Kyutaro tries to prevent his grandfather from getting killed and protect one of his relatives from becoming a murderer, which turns out to be easier said than done even with multiple retries – like a number of stored lives in a game. Firstly, Kyutaro has to consider two outside candidates to inherit the company. Reijiro's assistant and driver, Ryuichi Tsuchiya, and Kotono's assistant, Emi Tomori. Secondly, the complicated, sometimes uncomfortably tangled family relationships from the simmering hatred between Reijiro's three daughters to cousins fooling around. Thirdly, Kyutaro has to do a lot of scheming, manipulating and maneuvering, but, try as he might, Reijiro dies in every loop ("He was dead. Of course he was"). This is the first time Kyutaro is trapped inside a loop with something as serious as a murder in the family. A murder that was not part of the original "schedule" of the day and not the only deviation on the original day that confounds Kyutaro.

Like I said, The Man Who Died Seven Times is not a detective story about the who, why and how, but how Kyutaro attempts to prevent a murder before the ninth loop makes it definite. Before the ninth loop, Kyutaro gets to see everyone he knows acts and respond differently under varying circumstances of that days. Sometimes the situation got very ugly, but, tragically, Kyutaro is the only one who remembers these alternate events of the eight loops. Showing the reader his jaded old man persona is not an act. However, The Man Who Died Seven Times is not a lightly-plotted, character-driven mystery employing the time loop device and the trappings of the detective story to explore the frayed relations between the various family members. That certainly is part of the story and plot, but the explanation for the murders of Reijiro Fuchigami and why he kept dying in every loop is genuinely clever. That last part is really key because what allowed this to work, so satisfyingly, is seeing it play out under different, manipulated circumstances, but always with the same confounding results. How that came about is simply brilliant.

So, if the story had ended there and then, I would have been more than satisfied, but some lingering questions and inconsistent details about Kyutaro's time loop experience remained. Those answers... no, that twist, bumped The Man Who Died Seven Times from merely an excellent take on the hybrid mystery to a masterpiece and personal favorite. That completely took me by surprise! This is not merely a good twist to end an even better detective novel, but the final touch to a very pleasing nestle doll pattern emerging from the overall story and plot. First you have an unvarnished, straightforward murder of the family patriarch, but within that simple framework there's Kyutaro reliving the same day nine times. His attempts to get a different outcome, and why he keeps failing, is what gives the plot its weight. Lastly, the twist on Kyutaro's time loop experience that gives yet another perspective on the previous versions of that early January day. If it's not perfect, it's close enough.
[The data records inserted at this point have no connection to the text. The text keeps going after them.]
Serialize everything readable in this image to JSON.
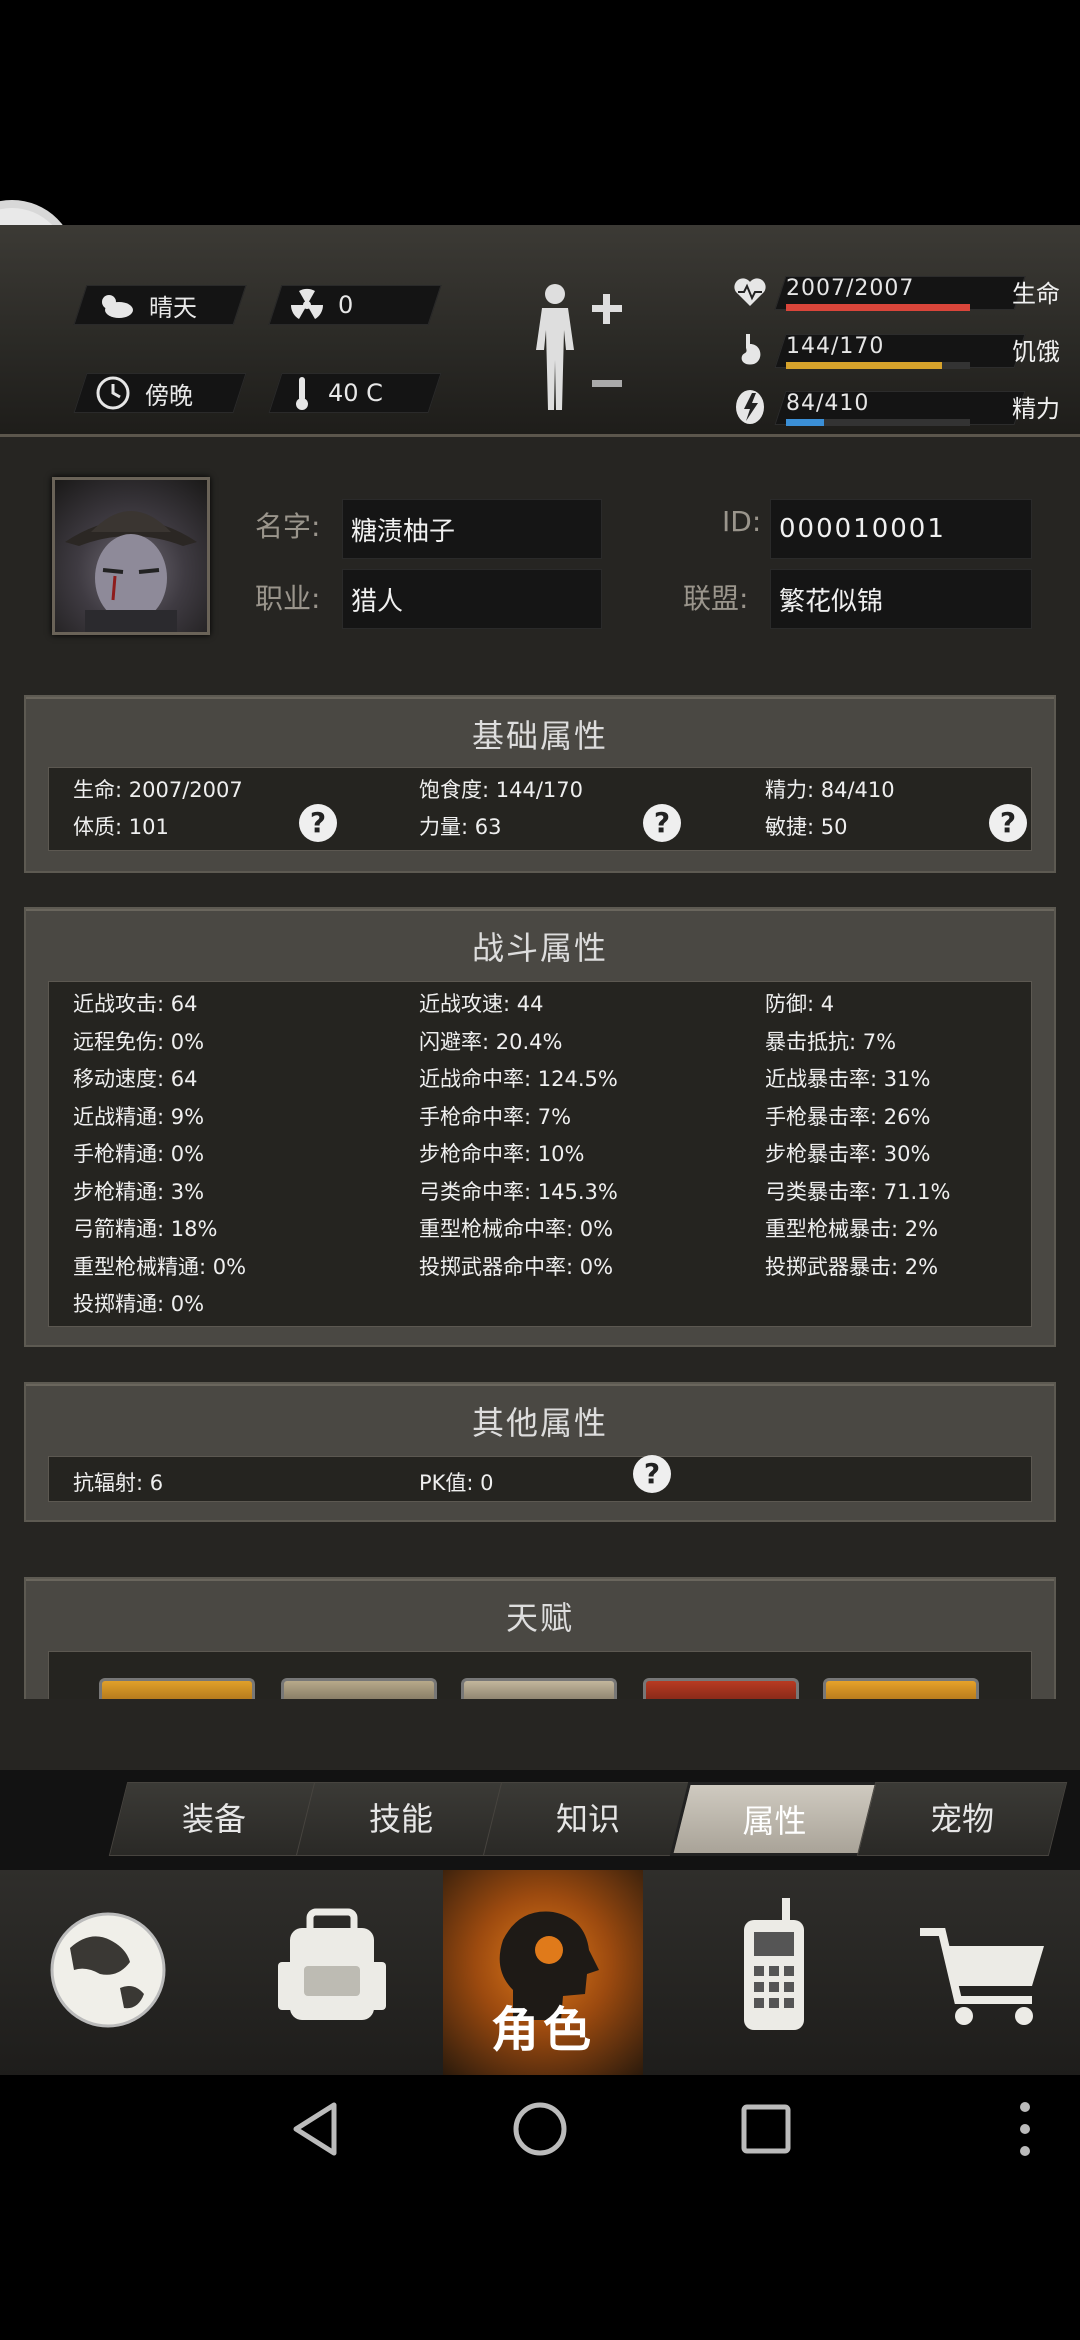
{
  "status": {
    "weather": "晴天",
    "radiation": "0",
    "time_of_day": "傍晚",
    "temperature": "40 C"
  },
  "vitals": {
    "health": {
      "value": "2007/2007",
      "label": "生命",
      "fraction": 1.0,
      "color": "#d9453a"
    },
    "hunger": {
      "value": "144/170",
      "label": "饥饿",
      "fraction": 0.847,
      "color": "#d6a22b"
    },
    "energy": {
      "value": "84/410",
      "label": "精力",
      "fraction": 0.205,
      "color": "#3b8fd6"
    }
  },
  "profile": {
    "name_label": "名字:",
    "name": "糖渍柚子",
    "id_label": "ID:",
    "id": "000010001",
    "job_label": "职业:",
    "job": "猎人",
    "alliance_label": "联盟:",
    "alliance": "繁花似锦"
  },
  "basic": {
    "title": "基础属性",
    "row1": [
      "生命: 2007/2007",
      "饱食度: 144/170",
      "精力: 84/410"
    ],
    "row2": [
      "体质: 101",
      "力量: 63",
      "敏捷: 50"
    ],
    "help": "?"
  },
  "combat": {
    "title": "战斗属性",
    "col1": [
      "近战攻击: 64",
      "远程免伤: 0%",
      "移动速度: 64",
      "近战精通: 9%",
      "手枪精通: 0%",
      "步枪精通: 3%",
      "弓箭精通: 18%",
      "重型枪械精通: 0%",
      "投掷精通: 0%"
    ],
    "col2": [
      "近战攻速: 44",
      "闪避率: 20.4%",
      "近战命中率: 124.5%",
      "手枪命中率: 7%",
      "步枪命中率: 10%",
      "弓类命中率: 145.3%",
      "重型枪械命中率: 0%",
      "投掷武器命中率: 0%"
    ],
    "col3": [
      "防御: 4",
      "暴击抵抗: 7%",
      "近战暴击率: 31%",
      "手枪暴击率: 26%",
      "步枪暴击率: 30%",
      "弓类暴击率: 71.1%",
      "重型枪械暴击: 2%",
      "投掷武器暴击: 2%"
    ]
  },
  "other": {
    "title": "其他属性",
    "items": [
      "抗辐射: 6",
      "PK值: 0"
    ],
    "help": "?"
  },
  "talent": {
    "title": "天赋"
  },
  "tabs": [
    "装备",
    "技能",
    "知识",
    "属性",
    "宠物"
  ],
  "active_tab": "属性",
  "bottom_nav": {
    "active_label": "角色"
  }
}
Highly recommended!

Note for the curious: The Man Who Died Seven Times has had some interesting comparisons between Groundhog Day and various mystery writers, series and movies ("Groundhog Days meets Knives Out"), but the only comparison that would be on point is The Girl Who Leapt Through Time meets Case Closed.

1 comment:

  1. I almost bought this at Barnes & Noble when they were featuring it. Now I wish I had.